In the job_outputs_submit directory within the code directory, put in your resulting job outputs for the benchmark tests. There should be 9 files submitted here, 1 per benchmark/thread count combination. The starter code by default prints computation and total times. You also need to add print statements that give us your max cost and aggregate cost of your resulting cost array.
Read the previous bullet again, I suspect a lot of people are going to miss this detail.
writeup.pdf, your writeup in .pdf format. Your writeup should include the items listed in the Performance Analysis section.

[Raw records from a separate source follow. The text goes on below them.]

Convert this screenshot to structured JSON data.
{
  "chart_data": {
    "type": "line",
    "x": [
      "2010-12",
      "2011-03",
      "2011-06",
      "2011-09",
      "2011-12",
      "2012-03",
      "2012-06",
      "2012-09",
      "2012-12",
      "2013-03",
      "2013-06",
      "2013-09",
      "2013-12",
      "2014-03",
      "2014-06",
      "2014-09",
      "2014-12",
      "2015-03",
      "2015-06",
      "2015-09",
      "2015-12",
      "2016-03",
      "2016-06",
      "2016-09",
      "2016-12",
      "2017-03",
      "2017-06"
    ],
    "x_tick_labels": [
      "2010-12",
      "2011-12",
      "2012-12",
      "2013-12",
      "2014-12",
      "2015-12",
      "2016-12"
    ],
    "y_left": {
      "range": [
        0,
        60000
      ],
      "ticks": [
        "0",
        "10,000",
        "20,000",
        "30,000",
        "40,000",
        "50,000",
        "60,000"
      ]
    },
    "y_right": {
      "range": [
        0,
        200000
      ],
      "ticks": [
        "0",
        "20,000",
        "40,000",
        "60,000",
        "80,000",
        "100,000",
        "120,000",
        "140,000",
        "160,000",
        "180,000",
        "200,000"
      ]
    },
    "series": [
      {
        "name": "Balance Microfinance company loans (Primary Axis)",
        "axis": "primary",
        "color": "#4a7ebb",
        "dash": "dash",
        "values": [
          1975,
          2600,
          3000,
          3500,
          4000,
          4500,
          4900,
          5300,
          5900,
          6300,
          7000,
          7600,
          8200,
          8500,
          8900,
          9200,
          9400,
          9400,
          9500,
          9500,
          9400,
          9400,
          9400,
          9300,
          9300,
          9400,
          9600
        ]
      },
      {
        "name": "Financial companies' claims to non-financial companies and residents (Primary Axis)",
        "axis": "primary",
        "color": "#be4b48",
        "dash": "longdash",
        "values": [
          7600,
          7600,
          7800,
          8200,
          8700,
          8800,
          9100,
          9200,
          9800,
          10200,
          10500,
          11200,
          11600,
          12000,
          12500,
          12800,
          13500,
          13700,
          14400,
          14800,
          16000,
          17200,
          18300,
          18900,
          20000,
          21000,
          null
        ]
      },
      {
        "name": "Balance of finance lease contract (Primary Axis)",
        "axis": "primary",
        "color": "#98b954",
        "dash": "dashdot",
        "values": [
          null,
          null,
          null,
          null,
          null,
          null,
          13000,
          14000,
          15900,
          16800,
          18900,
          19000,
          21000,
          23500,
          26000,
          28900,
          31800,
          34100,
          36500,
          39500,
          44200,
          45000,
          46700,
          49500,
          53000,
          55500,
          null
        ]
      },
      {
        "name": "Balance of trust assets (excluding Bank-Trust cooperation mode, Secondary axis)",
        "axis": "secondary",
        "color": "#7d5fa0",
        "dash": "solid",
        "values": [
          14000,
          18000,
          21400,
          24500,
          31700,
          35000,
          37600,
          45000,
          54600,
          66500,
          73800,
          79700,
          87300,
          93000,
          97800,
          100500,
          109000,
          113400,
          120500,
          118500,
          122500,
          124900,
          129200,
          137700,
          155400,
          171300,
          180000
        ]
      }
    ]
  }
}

To create this tar file, run this command:

 > tar czf andrewid1_andrewid2.tar.gz andrewid1_andrewid2

Pieces of Advice

This assignment can be quite time consuming, so try to start as early as you can. Even if you can learn how to run on the Xeon Phi, that's still one less thing to worry about later. Try to get the sequential version of the algorithm working correctly with the validate scripts as soon as you possibly can.
The README files in the starter code are just as important as this writeup. Make sure you read those really carefully.
Modular code is VERY important, because you'll be implementing this same algorithm with message-passing in Assignment 4. You will be thankful a few weeks from now if your code is reusable with plenty of helper functions. Do NOT do all of your code in the main function.
Try thinking about which part of the algorithm you'd want to parallelize. List your options. What are the tradeoffs with each choice? Which version can improve the most from parallelizing across threads?
If you know how to use Git, use it. It can be very helpful when experimenting with different parallelization methods. Once you finish the sequential version, make a commit and try different parallelization methods in different branches that stem from that sequential commit.

Updates

10/7/17: One student pointed out a weird quirk with sending the wire_t struct to be offloaded to the Phi. He encountered an error that said his wires weren't bitwise copyable. It turns out that he created a constructor for his struct which was generating an error. To avoid this error, create your wire_t struct as if it were in C. Don't initialize it with a constructor, but instead allocate it and set the values manually.